Fix lay-out glitches and remove gmail turd.

2008-06-02 22:26:21 +00:00 · 2008-06-02 22:26:21 +00:00 · 9934e842de
parent 564e85c33f
commit 9934e842de
1 changed files with 64 additions and 65 deletions
--- a/pep-3138.txt
+++ b/pep-3138.txt
@ -29,20 +29,20 @@ algorithm.
 - Convert CR, LF, TAB and '\\' to '\\r', '\\n', '\\t', '\\\\'.

 - Convert other non-printable characters(0x00-0x1f, 0x7f) and non-ASCII
- characters(>=0x80) to '\\xXX'.
+  characters(>=0x80) to '\\xXX'.

 - Backslash-escape quote characters (apostrophe, ') and add the quote
- character at the beginning and the end.
+  character at the beginning and the end.

 For Unicode strings, the following additional conversions are done.

 - Convert leading surrogate pair characters without trailing character
- (0xd800-0xdbff, but not followed by 0xdc00-0xdfff) to '\\uXXXX'.
+  (0xd800-0xdbff, but not followed by 0xdc00-0xdfff) to '\\uXXXX'.

 - Convert 16-bit characters(>=0x100) to '\\uXXXX'.

 - Convert 21-bit characters(>=0x10000) and surrogate pair characters to
- '\\U00xxxxxx'.
+  '\\U00xxxxxx'.

 This algorithm converts any string to printable ASCII, and repr() is
 used as a handy and safe way to print strings for debugging or for
@ -75,19 +75,19 @@ Specification
 =============

 - Add a new function to the Python C API ``int Py_UNICODE_ISPRINTABLE
- (Py_UNICODE ch)``. This function returns 0 if repr() should escape the
- Unicode character ``ch``; otherwise it returns 1. Characters that should
- be escaped are defined in the Unicode character database as:
+  (Py_UNICODE ch)``. This function returns 0 if repr() should escape the
+  Unicode character ``ch``; otherwise it returns 1. Characters that should
+  be escaped are defined in the Unicode character database as:

- * Cc (Other, Control)
- * Cf (Other, Format)
- * Cs (Other, Surrogate)
- * Co (Other, Private Use)
- * Cn (Other, Not Assigned)
- * Zl (Separator, Line), refers to LINE SEPARATOR ('\\u2028').
- * Zp (Separator, Paragraph), refers to PARAGRAPH SEPARATOR ('\\u2029').
- * Zs (Separator, Space) other than ASCII space('\\x20').
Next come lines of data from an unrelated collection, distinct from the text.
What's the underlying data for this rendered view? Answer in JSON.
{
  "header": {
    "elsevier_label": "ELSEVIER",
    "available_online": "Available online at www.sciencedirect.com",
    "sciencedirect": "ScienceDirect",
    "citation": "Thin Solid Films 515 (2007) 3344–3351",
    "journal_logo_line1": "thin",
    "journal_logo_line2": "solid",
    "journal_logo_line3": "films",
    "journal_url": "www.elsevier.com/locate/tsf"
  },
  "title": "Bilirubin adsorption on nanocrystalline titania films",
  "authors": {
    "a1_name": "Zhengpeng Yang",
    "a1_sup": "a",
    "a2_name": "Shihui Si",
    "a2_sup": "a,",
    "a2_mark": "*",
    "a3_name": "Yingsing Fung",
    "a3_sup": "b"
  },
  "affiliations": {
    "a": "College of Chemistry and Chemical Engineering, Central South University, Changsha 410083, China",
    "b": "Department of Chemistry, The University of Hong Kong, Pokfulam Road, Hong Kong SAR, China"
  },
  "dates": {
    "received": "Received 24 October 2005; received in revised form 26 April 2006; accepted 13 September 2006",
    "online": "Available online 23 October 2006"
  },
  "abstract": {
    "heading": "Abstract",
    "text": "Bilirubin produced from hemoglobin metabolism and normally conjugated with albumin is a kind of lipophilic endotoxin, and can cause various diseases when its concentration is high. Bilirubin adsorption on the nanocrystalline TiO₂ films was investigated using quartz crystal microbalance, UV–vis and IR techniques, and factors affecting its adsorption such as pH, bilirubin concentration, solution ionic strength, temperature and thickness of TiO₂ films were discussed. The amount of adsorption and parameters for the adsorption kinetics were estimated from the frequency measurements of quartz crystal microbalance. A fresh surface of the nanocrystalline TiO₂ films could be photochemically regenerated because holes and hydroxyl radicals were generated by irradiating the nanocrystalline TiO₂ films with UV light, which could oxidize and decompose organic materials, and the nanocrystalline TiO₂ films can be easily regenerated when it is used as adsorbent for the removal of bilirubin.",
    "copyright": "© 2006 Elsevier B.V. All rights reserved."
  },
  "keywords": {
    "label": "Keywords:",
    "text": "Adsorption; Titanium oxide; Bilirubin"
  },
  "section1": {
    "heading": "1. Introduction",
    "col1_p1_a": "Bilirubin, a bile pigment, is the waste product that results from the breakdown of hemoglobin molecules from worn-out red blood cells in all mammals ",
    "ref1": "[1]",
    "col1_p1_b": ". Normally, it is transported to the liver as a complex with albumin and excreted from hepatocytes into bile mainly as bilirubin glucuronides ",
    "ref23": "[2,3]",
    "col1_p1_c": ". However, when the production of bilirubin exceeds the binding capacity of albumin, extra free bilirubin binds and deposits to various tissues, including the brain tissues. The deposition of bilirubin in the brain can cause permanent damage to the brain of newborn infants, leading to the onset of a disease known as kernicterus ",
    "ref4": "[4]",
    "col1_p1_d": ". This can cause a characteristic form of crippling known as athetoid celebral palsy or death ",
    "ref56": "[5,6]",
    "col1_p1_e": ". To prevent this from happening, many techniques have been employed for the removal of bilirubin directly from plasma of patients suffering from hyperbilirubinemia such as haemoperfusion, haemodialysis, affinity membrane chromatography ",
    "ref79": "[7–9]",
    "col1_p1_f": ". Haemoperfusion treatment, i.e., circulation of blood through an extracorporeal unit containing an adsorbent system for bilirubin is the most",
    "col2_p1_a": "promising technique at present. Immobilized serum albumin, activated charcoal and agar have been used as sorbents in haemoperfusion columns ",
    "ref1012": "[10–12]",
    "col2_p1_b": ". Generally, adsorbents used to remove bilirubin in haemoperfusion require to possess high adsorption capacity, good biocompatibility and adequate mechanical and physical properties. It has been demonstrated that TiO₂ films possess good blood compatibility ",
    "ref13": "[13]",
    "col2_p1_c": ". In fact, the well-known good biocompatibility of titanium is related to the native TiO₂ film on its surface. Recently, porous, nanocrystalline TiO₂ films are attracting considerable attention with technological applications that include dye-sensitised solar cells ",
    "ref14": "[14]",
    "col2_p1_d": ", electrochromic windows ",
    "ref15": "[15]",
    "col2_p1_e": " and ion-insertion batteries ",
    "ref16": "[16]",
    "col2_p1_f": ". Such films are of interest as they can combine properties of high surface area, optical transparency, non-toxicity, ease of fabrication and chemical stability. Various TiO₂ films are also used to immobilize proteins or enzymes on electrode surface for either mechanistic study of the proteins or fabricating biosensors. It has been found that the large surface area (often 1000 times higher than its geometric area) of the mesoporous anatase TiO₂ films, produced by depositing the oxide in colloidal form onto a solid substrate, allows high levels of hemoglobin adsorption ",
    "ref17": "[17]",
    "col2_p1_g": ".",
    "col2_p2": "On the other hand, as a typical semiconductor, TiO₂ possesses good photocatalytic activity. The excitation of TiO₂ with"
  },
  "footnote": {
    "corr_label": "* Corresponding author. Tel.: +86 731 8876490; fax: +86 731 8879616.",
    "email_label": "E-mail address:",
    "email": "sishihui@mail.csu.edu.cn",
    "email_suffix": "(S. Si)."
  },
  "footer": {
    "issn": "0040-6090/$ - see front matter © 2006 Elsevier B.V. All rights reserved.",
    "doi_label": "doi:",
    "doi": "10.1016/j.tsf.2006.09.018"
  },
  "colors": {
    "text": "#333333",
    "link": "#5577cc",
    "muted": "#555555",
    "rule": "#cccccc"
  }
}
Characters in
-   this category should be escaped to avoid ambiguity.
+  * Cc (Other, Control)
+  * Cf (Other, Format)
+  * Cs (Other, Surrogate)
+  * Co (Other, Private Use)
+  * Cn (Other, Not Assigned)
+  * Zl (Separator, Line), refers to LINE SEPARATOR ('\\u2028').
+  * Zp (Separator, Paragraph), refers to PARAGRAPH SEPARATOR ('\\u2029').
+  * Zs (Separator, Space) other than ASCII space('\\x20'). Characters in
+    this category should be escaped to avoid ambiguity.

 - The algorithm to build repr() strings should be changed to:

@ -105,22 +105,22 @@ Specification
   character at the beginning and the end.

 - Set the Unicode error-handler for sys.stderr to 'backslashreplace' by
- default.
+  default.

 - Add ``'%a'`` string format operator. ``'%a'`` converts any python
- object to a string using repr() and then hex-escapes all non-ASCII
- characters. The ``'%a'`` format operator generates the same string as
- ``'%r'`` in Python 2.
+  object to a string using repr() and then hex-escapes all non-ASCII
+  characters. The ``'%a'`` format operator generates the same string as
+  ``'%r'`` in Python 2.

 - Add a new built-in function, ``ascii()``. This function converts any
- python object to a string using repr() and then hex-escapes all non-
- ASCII characters. ``ascii()`` generates the same string as ``repr()``
- in Python 2.
+  python object to a string using repr() and then hex-escapes all non-
+  ASCII characters. ``ascii()`` generates the same string as ``repr()``
+  in Python 2.

 - Add an ``isprintable()`` method to the string type. ``str.isprintable()``
- returns False if repr() should escape any character in the string;
- otherwise returns True. The ``isprintable()`` method calls the
- `` Py_UNICODE_ISPRINTABLE()`` function internally.
+  returns False if repr() should escape any character in the string;
+  otherwise returns True. The ``isprintable()`` method calls the
+  `` Py_UNICODE_ISPRINTABLE()`` function internally.


 Rationale
@ -157,38 +157,38 @@ suggestions were made.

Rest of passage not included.